Duwisib wurde von dem Freund des Ehepaares, Graf Max von Lüttichau, verwaltet, geriet aber bald nach Einzug der Unionstruppen in Südwestafrika 1915 in Konkurs und wurde 1921 öffentlich versteigert. Die neuen Besitzer war die schwedische Familie Murrmann. Der Familienvater starb bereits kurz nach der Übersiedlung nach Südwestafrika und der einzige Sohn, der in der südafrikanischen Luftwaffe diente, kam im Zweiten Weltkrieg ums Leben, so dass Duwisib kurz nach dem Zweiten Weltkrieg von einer Firma aufgekauft wurde.
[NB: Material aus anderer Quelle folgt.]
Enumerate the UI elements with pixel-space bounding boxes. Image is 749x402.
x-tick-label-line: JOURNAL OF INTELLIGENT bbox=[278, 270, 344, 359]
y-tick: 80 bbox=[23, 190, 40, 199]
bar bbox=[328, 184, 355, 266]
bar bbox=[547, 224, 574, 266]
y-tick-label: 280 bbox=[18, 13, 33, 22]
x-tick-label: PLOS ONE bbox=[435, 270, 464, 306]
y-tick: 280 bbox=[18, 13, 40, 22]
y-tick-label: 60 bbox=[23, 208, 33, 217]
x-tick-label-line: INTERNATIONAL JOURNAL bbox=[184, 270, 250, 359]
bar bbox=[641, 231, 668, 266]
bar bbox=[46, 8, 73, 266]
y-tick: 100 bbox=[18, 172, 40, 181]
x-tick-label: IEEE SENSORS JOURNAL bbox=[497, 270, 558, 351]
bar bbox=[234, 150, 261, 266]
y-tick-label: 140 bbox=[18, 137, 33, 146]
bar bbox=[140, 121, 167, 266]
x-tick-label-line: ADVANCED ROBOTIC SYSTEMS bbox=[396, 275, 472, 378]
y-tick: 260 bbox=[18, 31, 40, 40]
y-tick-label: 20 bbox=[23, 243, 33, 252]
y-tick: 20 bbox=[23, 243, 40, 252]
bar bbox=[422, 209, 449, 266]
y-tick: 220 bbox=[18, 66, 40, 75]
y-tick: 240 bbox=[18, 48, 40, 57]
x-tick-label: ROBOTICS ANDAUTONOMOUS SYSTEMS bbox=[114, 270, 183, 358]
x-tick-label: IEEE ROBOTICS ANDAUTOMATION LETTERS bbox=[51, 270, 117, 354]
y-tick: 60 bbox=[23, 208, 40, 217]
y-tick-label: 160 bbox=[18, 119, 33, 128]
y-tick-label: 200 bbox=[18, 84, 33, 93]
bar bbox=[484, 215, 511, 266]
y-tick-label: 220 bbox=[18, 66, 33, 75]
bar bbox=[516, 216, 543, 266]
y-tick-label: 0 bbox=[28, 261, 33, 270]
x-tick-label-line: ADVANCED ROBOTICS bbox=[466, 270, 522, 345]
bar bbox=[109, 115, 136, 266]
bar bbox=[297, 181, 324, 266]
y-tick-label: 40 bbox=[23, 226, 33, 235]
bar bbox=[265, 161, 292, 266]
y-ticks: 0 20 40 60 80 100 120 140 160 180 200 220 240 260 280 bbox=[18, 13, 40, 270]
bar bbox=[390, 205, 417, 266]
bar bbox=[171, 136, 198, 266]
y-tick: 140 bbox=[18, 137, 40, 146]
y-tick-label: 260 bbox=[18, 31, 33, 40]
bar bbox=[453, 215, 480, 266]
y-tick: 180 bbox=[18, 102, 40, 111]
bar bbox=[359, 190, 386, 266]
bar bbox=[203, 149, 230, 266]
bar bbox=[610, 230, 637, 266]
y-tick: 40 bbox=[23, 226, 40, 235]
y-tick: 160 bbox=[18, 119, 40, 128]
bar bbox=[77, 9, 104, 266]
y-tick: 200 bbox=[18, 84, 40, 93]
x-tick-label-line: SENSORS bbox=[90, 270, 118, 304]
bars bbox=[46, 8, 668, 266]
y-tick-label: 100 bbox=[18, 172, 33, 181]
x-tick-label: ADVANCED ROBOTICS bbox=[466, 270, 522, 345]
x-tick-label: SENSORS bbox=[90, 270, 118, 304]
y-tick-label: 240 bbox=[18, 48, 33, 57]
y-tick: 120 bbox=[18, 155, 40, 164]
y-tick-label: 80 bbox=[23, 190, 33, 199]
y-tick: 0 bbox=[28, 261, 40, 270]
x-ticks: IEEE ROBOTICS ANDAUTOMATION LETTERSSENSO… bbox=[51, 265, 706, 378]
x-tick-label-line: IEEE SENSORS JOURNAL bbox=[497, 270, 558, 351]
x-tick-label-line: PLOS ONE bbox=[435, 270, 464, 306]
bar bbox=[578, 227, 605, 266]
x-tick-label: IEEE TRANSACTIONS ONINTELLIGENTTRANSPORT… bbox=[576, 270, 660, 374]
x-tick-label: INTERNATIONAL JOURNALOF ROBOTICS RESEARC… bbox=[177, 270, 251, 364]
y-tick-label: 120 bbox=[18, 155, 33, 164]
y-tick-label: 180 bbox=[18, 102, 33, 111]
Später hatten Duwisib und die umliegenden Ländereien verschiedene Besitzer, bis das Schloss sowie 50 Hektar Land in den 1970er Jahren in Staatsbesitz überging. Das umgebende Farmland blieb in Privathand, nebenan liegt die Gästefarm Duwisib der Familie Frank-Schultz. Das Schloss wurde 1991 renoviert und ist heute eine Sehenswürdigkeit im Süden Namibias, verwaltet von Namibia Wildlife Resorts.
Von Maltahöhe aus sind es knapp 82 km bis nach Duwisib in Richtung Südwesten.